On June 11, 2013, the European Commission published a proposal for a directive on private damages actions for breaches of EU competition law. If adopted, the directive will facilitate private damages actions in the national courts of the EU's Member States and allow consumers to more easily exercise their right to seek compensation for losses resulting from EU competition law infringements.
Key Points Addressed in the Proposal
Rules Allowing for Disclosure of Evidence. At the heart of the commission's proposal is a plan to allow national courts to order the defendant and third parties to disclose to the plaintiff evidence that might support its claim for damages, including evidence that is held on a competition authority's file. The proposal attaches three limitations to that principle: the first is absolute, the second temporal, and the third relative.
First, national courts may not order, at any time, the disclosure of corporate statements made by the immunity applicant or other leniency applicants.
Second, until such time as the competition authority has closed its proceedings, national courts may not order disclosure of information either submitted or gathered as part of that agency's investigation.
Third, in all cases, the claimant (or other party making the request) must satisfy the court that the evidence is relevant to the substantiation of its claim—the claimant must specify either "pieces" or "categories" of the evidence "as precisely and as narrowly as he can on the basis of reasonably available facts"—and the court must only order disclosure that is proportionate.
Limitation Periods. The commission's proposal would lay down a new harmonized pan-European limitation period of at least five years. This period would not begin until the injured party knew or could reasonably be expected to know of the behavior constituting the infringement, the qualification of such behavior as an infringement, the fact that the infringement caused harm, and the identity of the infringer. Where a competition agency has started an investigation, the period would be suspended until at least one year after the infringement decision had become final (i.e., once all rights to appeal have been exhausted) or proceedings are otherwise brought to an end.

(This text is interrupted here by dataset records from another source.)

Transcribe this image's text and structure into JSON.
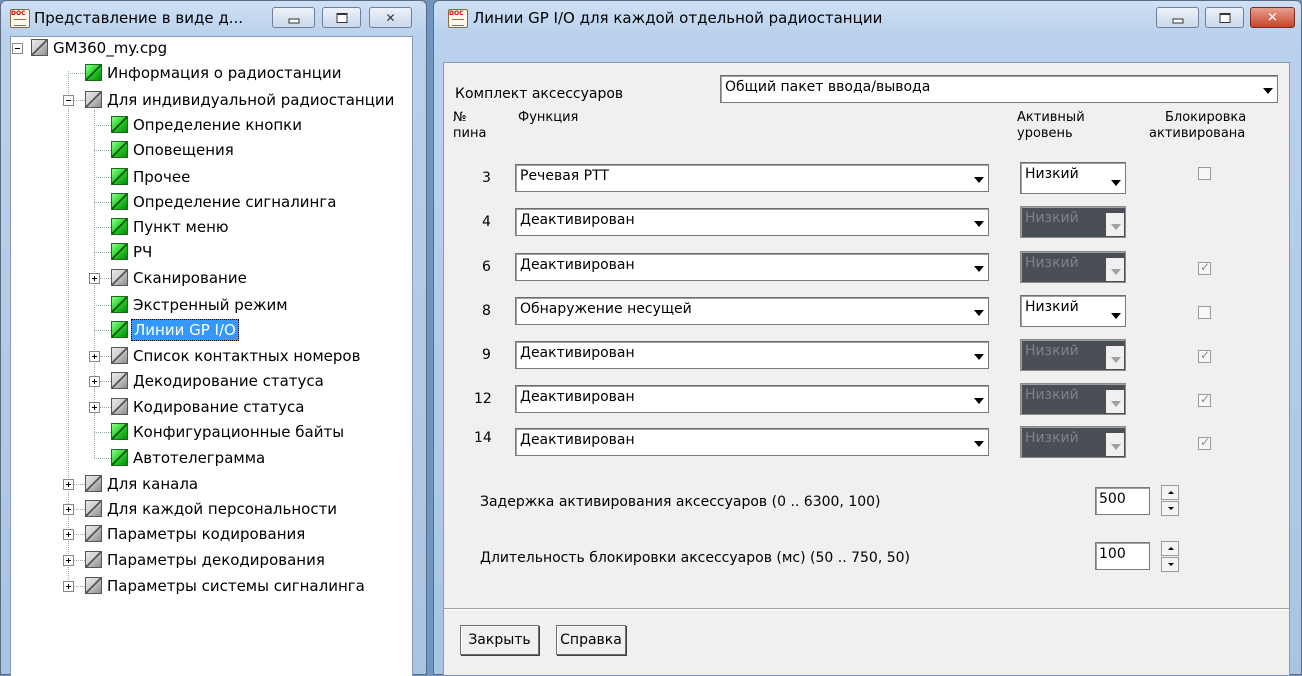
{
  "left_window": {
    "title": "Представление в виде д...",
    "tree": [
      {
        "label": "GM360_my.cpg"
      },
      {
        "label": "Информация о радиостанции"
      },
      {
        "label": "Для индивидуальной радиостанции"
      },
      {
        "label": "Определение кнопки"
      },
      {
        "label": "Оповещения"
      },
      {
        "label": "Прочее"
      },
      {
        "label": "Определение сигналинга"
      },
      {
        "label": "Пункт меню"
      },
      {
        "label": "РЧ"
      },
      {
        "label": "Сканирование"
      },
      {
        "label": "Экстренный режим"
      },
      {
        "label": "Линии GP I/O"
      },
      {
        "label": "Список контактных номеров"
      },
      {
        "label": "Декодирование статуса"
      },
      {
        "label": "Кодирование статуса"
      },
      {
        "label": "Конфигурационные байты"
      },
      {
        "label": "Автотелеграмма"
      },
      {
        "label": "Для канала"
      },
      {
        "label": "Для каждой персональности"
      },
      {
        "label": "Параметры кодирования"
      },
      {
        "label": "Параметры  декодирования"
      },
      {
        "label": "Параметры системы сигналинга"
      }
    ]
  },
  "right_window": {
    "title": "Линии GP I/O для каждой отдельной радиостанции",
    "accessory_label": "Комплект аксессуаров",
    "accessory_value": "Общий пакет ввода/вывода",
    "headers": {
      "pin_1": "№",
      "pin_2": "пина",
      "function": "Функция",
      "level_1": "Активный",
      "level_2": "уровень",
      "lock_1": "Блокировка",
      "lock_2": "активирована"
    },
    "rows": [
      {
        "pin": "3",
        "function": "Речевая PTT",
        "level": "Низкий",
        "level_enabled": true,
        "locked": false,
        "lock_visible": true
      },
      {
        "pin": "4",
        "function": "Деактивирован",
        "level": "Низкий",
        "level_enabled": false,
        "locked": false,
        "lock_visible": false
      },
      {
        "pin": "6",
        "function": "Деактивирован",
        "level": "Низкий",
        "level_enabled": false,
        "locked": true,
        "lock_visible": true
      },
      {
        "pin": "8",
        "function": "Обнаружение несущей",
        "level": "Низкий",
        "level_enabled": true,
        "locked": false,
        "lock_visible": true
      },
      {
        "pin": "9",
        "function": "Деактивирован",
        "level": "Низкий",
        "level_enabled": false,
        "locked": true,
        "lock_visible": true
      },
      {
        "pin": "12",
        "function": "Деактивирован",
        "level": "Низкий",
        "level_enabled": false,
        "locked": true,
        "lock_visible": true
      },
      {
        "pin": "14",
        "function": "Деактивирован",
        "level": "Низкий",
        "level_enabled": false,
        "locked": true,
        "lock_visible": true
      }
    ],
    "delay_label": "Задержка активирования аксессуаров (0 .. 6300, 100)",
    "delay_value": "500",
    "lock_duration_label": "Длительность блокировки аксессуаров (мс) (50 .. 750, 50)",
    "lock_duration_value": "100",
    "close_button": "Закрыть",
    "help_button": "Справка"
  }
}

Joint and Several Liability. The commission seeks to introduce a measure that would exclude companies that have been granted immunity (but not other leniency applicants) from joint and several liability for the damage caused to all claimants. Under the carve-out, a whistleblower would be liable for damages only to its direct and indirect purchasers, unless other injured parties are unable to obtain full compensation from the other members of the cartel.

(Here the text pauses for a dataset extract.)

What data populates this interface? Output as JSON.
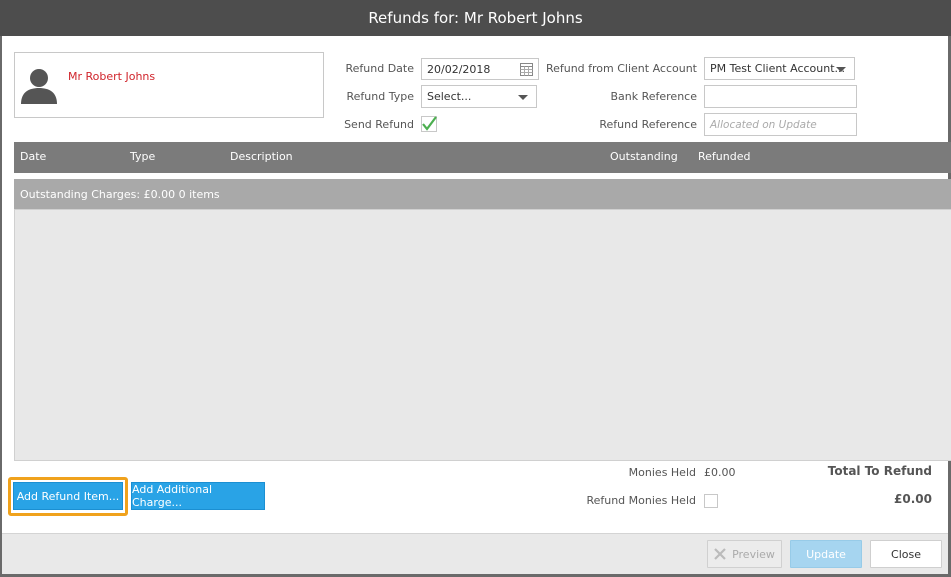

Establishing and Quantifying Harm. If adopted, the commission's proposal would introduce a rebuttable presumption, in the case of a cartel, that an infringement caused harm. Moreover, in order to ensure that an aggrieved party's right to compensation is effectively guaranteed, the proposal requires Member States to grant national courts the power to estimate (rather than determine) the amount of harm suffered.
Impact of Pass-on. On the sometimes-thorny question of pass-on, the commission proposes that a defendant that pleads the pass-on defense should bear the burden of proving that all or part of the overcharge resulting from the illegal behavior (which the plaintiff seeks to recover) was passed on. The proposal would also introduce, under certain circumstances, a presumption that indirect purchasers have suffered from pass-on.
For several years, aggrieved plaintiffs have argued that European law has failed to support the victims of cartels and other antitrust infringements in their quest for reparation. Anxious to protect and develop the integrity of its immunity program, the European Commission has moved forward at a measured pace. This proposal arguably constitutes the most concrete step in a process that started over 10 years ago and has proven to be controversial.
The commission's proposal attempts to draw the line in a long-running debate as to whether allowing the disclosure of leniency documents, which is key to ensuring effective enforcement through private damages actions, is compatible with robust public enforcement through leniency programs. The proposal, in granting unqualified protection to corporate statements, clearly leans toward the latter and, in so doing, conflicts with the case-by-case (but therefore unpredictable) approach advocated by the Court of Justice in its Pfleiderer ruling in 2011, confirmed as recently as June 6, 2013, in Donau Chemie.
If adopted, the proposal is likely to result in legal uncertainty and financial risk for defendants, who could find themselves defending private damages claims 10 to 15 years after the competition authority first opened its investigation. Moreover, the rules that the commission wishes for Member States to adopt on pass-on impose a high evidentiary burden on cartel members that invoke the defense and may amount to a probatio diabolica. However, the rules are carefully designed to protect the indirect purchaser who, in many instances, also happens to be the end-consumer.
The commission's aim is to have the directive adopted by the Council and the European Parliament before elections in May 2014. While some Member States have been grappling with the legal and practical issues surrounding private damages actions for several years, for others, the issues are novel and, in some instances, controversial. The deadline may therefore prove ambitious.
Notwithstanding the legal and political hurdles to adoption, there is no doubt that the proposal has the potential to be a game-changer. In several EU jurisdictions, the lack of rules forcing defendants to disclose damaging evidence has made it extremely difficult for claimants to mount successful private damages claims. That obstacle, at least, will be removed with implementation of the directive.